Ecosistemi territoriali e innovazione partecipata

Accanto a queste connessioni istituzionali e contrattuali, un ruolo sempre più strategico lo giocano gli ecosistemi territoriali dell’innovazione. Dove la PA sa mettersi in ascolto e dialogo con università, imprese sociali, enti del terzo settore, start-up civiche, si generano soluzioni ibride e partecipate, capaci di affrontare le sfide complesse della contemporaneità. A Bologna, ad esempio, l’iniziativa “Laboratorio Aperto” ospita percorsi di co-design dei servizi con cittadini e stakeholder locali, promuovendo una PA che non solo eroga, ma costruisce “con”, promuovendo una PA protagonista di tutte le fasi, dall’erogazione, all’ascolto fino alla costruzione partecipata.

Reti professionali e comunità di pratica nella PA

In queste reti si sperimentano forme nuove di co-progettazione, si costruisce fiducia reciproca, si produce innovazione “di prossimità”, ancorata ai bisogni concreti delle comunità.

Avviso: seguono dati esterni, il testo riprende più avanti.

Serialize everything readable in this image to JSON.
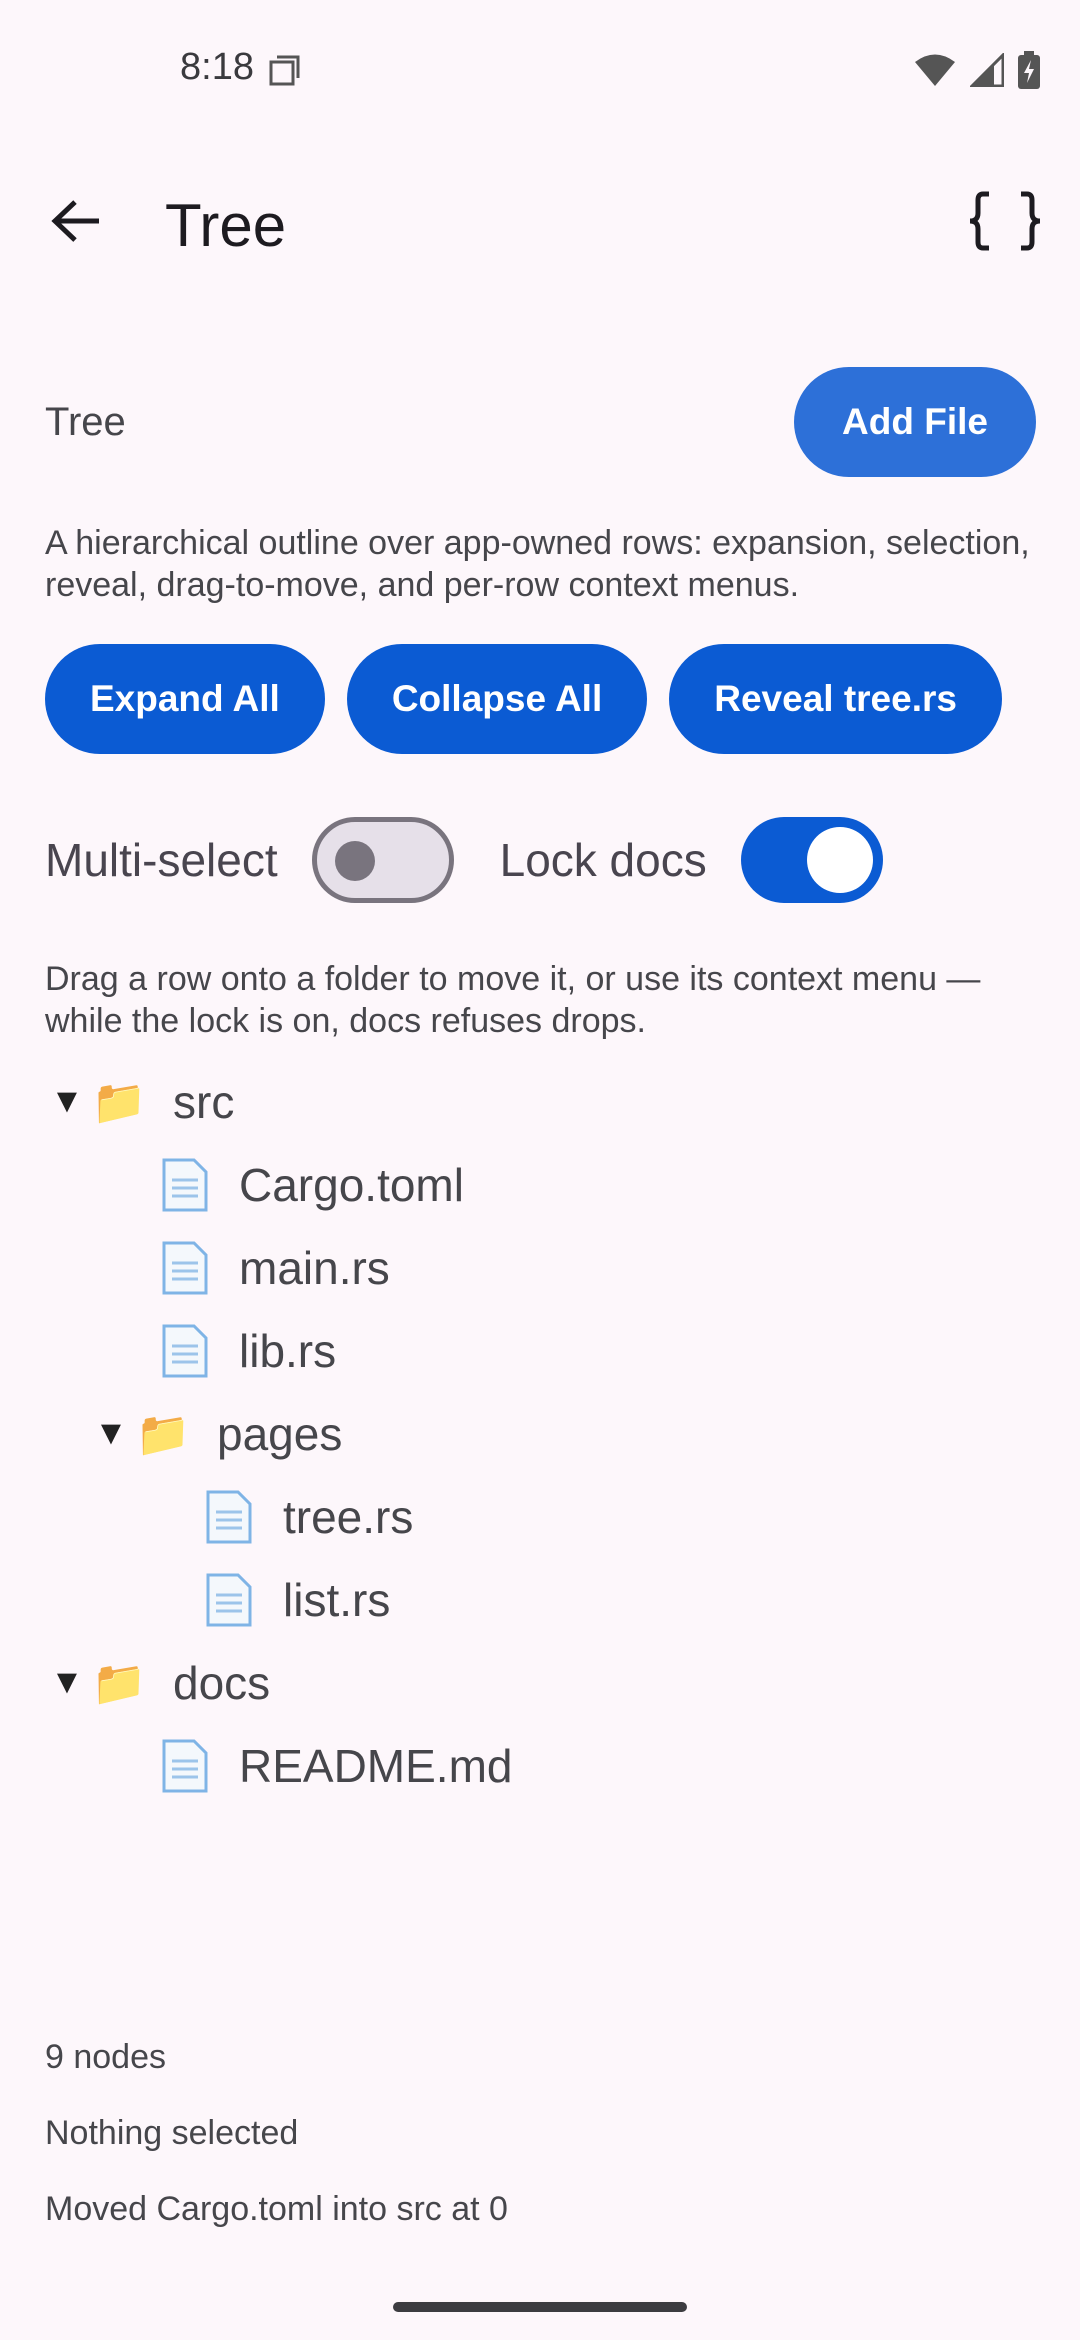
{
  "status_bar": {
    "time": "8:18"
  },
  "app_bar": {
    "title": "Tree"
  },
  "section": {
    "title": "Tree",
    "add_file_label": "Add File",
    "description": "A hierarchical outline over app-owned rows: expansion, selection, reveal, drag-to-move, and per-row context menus."
  },
  "actions": {
    "expand_all": "Expand All",
    "collapse_all": "Collapse All",
    "reveal": "Reveal tree.rs"
  },
  "toggles": {
    "multi_select": {
      "label": "Multi-select",
      "on": false
    },
    "lock_docs": {
      "label": "Lock docs",
      "on": true
    }
  },
  "hint": "Drag a row onto a folder to move it, or use its context menu — while the lock is on, docs refuses drops.",
  "tree": {
    "rows": [
      {
        "label": "src",
        "type": "folder",
        "expanded": true,
        "depth": 0
      },
      {
        "label": "Cargo.toml",
        "type": "file",
        "depth": 1
      },
      {
        "label": "main.rs",
        "type": "file",
        "depth": 1
      },
      {
        "label": "lib.rs",
        "type": "file",
        "depth": 1
      },
      {
        "label": "pages",
        "type": "folder",
        "expanded": true,
        "depth": 1
      },
      {
        "label": "tree.rs",
        "type": "file",
        "depth": 2
      },
      {
        "label": "list.rs",
        "type": "file",
        "depth": 2
      },
      {
        "label": "docs",
        "type": "folder",
        "expanded": true,
        "depth": 0
      },
      {
        "label": "README.md",
        "type": "file",
        "depth": 1
      }
    ]
  },
  "footer": {
    "node_count": "9 nodes",
    "selection": "Nothing selected",
    "last_action": "Moved Cargo.toml into src at 0"
  },
  "colors": {
    "background": "#fdf7fb",
    "primary": "#0b5bd3",
    "add_file": "#2d70d8"
  }
}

Non meno importanti sono le relazioni interne al mondo pubblico: reti professionali, comunità di pratica, gruppi di lavoro inter-istituzionali che, spesso in modo informale, contribuiscono alla diffusione di buone pratiche e alla crescita collettiva della PA. Sono spazi di apprendimento e confronto che rompono l’isolamento organizzativo, favoriscono la contaminazione e aiutano a superare resistenze e rigidità. Non è un caso, ad esempio, che un contributo rilevante al raggiungimento degli obiettivi della digitalizzazione della PA previsti dalla missione 1 del PNRR – ad oggi raggiunti – sia stato quello del Transformation Office del Dipartimento della Trasformazione digitale: 200 professionisti sul territorio che accompagnano enti locali e amministrazioni centrali nel candidarsi per ottenere i finanziamenti disponibili e implementare le attività previste, sostenendo il personale degli enti nella sfida fondamentale della trasformazione digitale.

Non solo relazioni di valore con ogni singolo ente: l’attenzione e il dialogo con il mondo delle rappresentanze ha portato il Dipartimento a stipulare accordi importanti con ANCI, UNCEM, UPI, la Conferenza delle Regioni e delle Province Autonome: terreni di confronto utilissimi non solo per raggiungere i target e le milestone previste dall’Europa ma anche per progettare il futuro delle politiche sul digitale in modo condiviso.

Fare sistema per una PA relazionale e aperta

Fare sistema, costruire alleanze, connettere energie: la PA Aumentata è quindi, prima di tutto, una PA “relazionale”, che non lavora per silos ma per connessioni, che non teme di apprendere dagli altri, che si mette in discussione per migliorare.
Certo, non è un percorso semplice. Richiede tempo, fiducia, apertura mentale.
Ma gli esempi virtuosi non mancano. Dimostrano che questa visione non è un’utopia, ma una realtà possibile, già in cammino. Servono politiche che la incentivino, strumenti che la abilitino, una cultura che la riconosca come leva strategica.
Perché nessuna amministrazione può innovare da sola. E perché, in un mondo sempre più complesso, non c’è miglioramento senza relazioni.